Ellen McNeal

contributor to 3 posters

  • A bird flies toward a city statue to perch atop it

    Poet

    City Bird Perches

    When I write my poetry, I go for the image, always the snap shot or the photograph, the one thing, that will force the reality of what I'm seeing into words.

    Driving through downtown, and seeing Columbus with a bird on his had, I felt I had the perfect image. Since I used to work on Montgomery Street, at the Metropolitan School of the Arts, I often spent time at Columbus Circle.

    To me, Columbus Circle is the center of the arts community, with the Civic Center, the museums, the old Metropolitan School of the Arts, and the library emanating from that center. And I like the symbolism of Columbus: the patrons of the arts, the ones who go to arts projects downtown, seeing horizons in the arts.

  • A musician in a scarf plays a violin beneath a streetlight

    Poet

    Lone Violinist

    The performance was over and most of us were warming our cars, on our way home from the Civic Center. Snow blew fiercely down the street.

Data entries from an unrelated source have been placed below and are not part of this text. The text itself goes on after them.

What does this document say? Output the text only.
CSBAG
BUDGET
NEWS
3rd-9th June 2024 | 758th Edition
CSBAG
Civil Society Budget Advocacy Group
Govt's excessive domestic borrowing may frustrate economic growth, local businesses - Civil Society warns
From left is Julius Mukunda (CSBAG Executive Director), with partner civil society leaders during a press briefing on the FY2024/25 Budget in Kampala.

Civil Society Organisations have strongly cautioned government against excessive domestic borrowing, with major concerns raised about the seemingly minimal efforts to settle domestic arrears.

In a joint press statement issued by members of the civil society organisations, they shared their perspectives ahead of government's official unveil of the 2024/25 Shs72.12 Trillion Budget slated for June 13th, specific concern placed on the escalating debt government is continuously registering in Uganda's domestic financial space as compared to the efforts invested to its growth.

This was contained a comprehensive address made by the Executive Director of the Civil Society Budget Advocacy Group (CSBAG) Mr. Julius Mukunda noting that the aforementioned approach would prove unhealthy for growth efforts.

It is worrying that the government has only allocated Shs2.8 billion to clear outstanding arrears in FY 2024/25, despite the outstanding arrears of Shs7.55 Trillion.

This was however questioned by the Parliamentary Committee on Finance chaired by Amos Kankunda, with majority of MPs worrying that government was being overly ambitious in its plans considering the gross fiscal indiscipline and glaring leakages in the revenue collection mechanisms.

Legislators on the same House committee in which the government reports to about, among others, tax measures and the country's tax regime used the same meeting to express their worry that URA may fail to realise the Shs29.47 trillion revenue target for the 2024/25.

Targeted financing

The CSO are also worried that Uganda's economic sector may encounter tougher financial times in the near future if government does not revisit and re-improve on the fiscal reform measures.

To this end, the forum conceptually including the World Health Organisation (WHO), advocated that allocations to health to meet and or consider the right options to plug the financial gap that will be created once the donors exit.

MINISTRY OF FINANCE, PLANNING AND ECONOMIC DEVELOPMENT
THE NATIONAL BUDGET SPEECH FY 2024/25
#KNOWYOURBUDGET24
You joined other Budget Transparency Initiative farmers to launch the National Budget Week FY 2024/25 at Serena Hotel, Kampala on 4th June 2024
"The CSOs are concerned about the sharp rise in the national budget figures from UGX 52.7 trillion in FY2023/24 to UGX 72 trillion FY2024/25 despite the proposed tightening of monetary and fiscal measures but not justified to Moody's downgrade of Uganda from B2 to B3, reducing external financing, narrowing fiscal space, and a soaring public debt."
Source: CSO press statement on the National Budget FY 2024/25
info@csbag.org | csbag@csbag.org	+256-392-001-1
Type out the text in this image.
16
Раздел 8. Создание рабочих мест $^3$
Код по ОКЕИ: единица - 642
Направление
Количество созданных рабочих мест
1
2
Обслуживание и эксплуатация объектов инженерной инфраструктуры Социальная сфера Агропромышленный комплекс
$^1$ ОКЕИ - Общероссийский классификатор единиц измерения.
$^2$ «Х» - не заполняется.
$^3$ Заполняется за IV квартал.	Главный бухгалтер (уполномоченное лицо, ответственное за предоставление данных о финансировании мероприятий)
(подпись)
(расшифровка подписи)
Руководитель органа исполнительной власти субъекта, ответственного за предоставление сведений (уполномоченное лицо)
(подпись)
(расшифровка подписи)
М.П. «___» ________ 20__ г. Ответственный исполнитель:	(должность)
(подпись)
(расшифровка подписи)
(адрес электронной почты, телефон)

    A lone musician, bent against the wintry blast, carried her violin close to her side. Perhaps her car was parked in a lot on Warren Street or Fayette. I hoped her walk would be short, that she had a snow brush, that her car was nearby.

    As we drove north along Onondaga Lake Parkway, the snow became more intense. She surely was home, and we were not far from ours, all of us braving a winter storm for music, a night at the symphony.

  • Two Schiller Park Bards

    Poet

    Two Schiller Park Bards

    The inspiration for my haiku was the memory of the August 1949 commemoration of Goethe's 200th birthday held at Schiller Park. I attended with my father, Frederic Kramer, a professor of German at Syracuse University. In German, he addressed the gathering around the monument to both Goethe and Schiller.

    Though we lived near the University, we had many friends among the German-American community on the North Side. That day, I was proud to celebrate with them and to hear my father's address, a tribute to the two poets and to our history.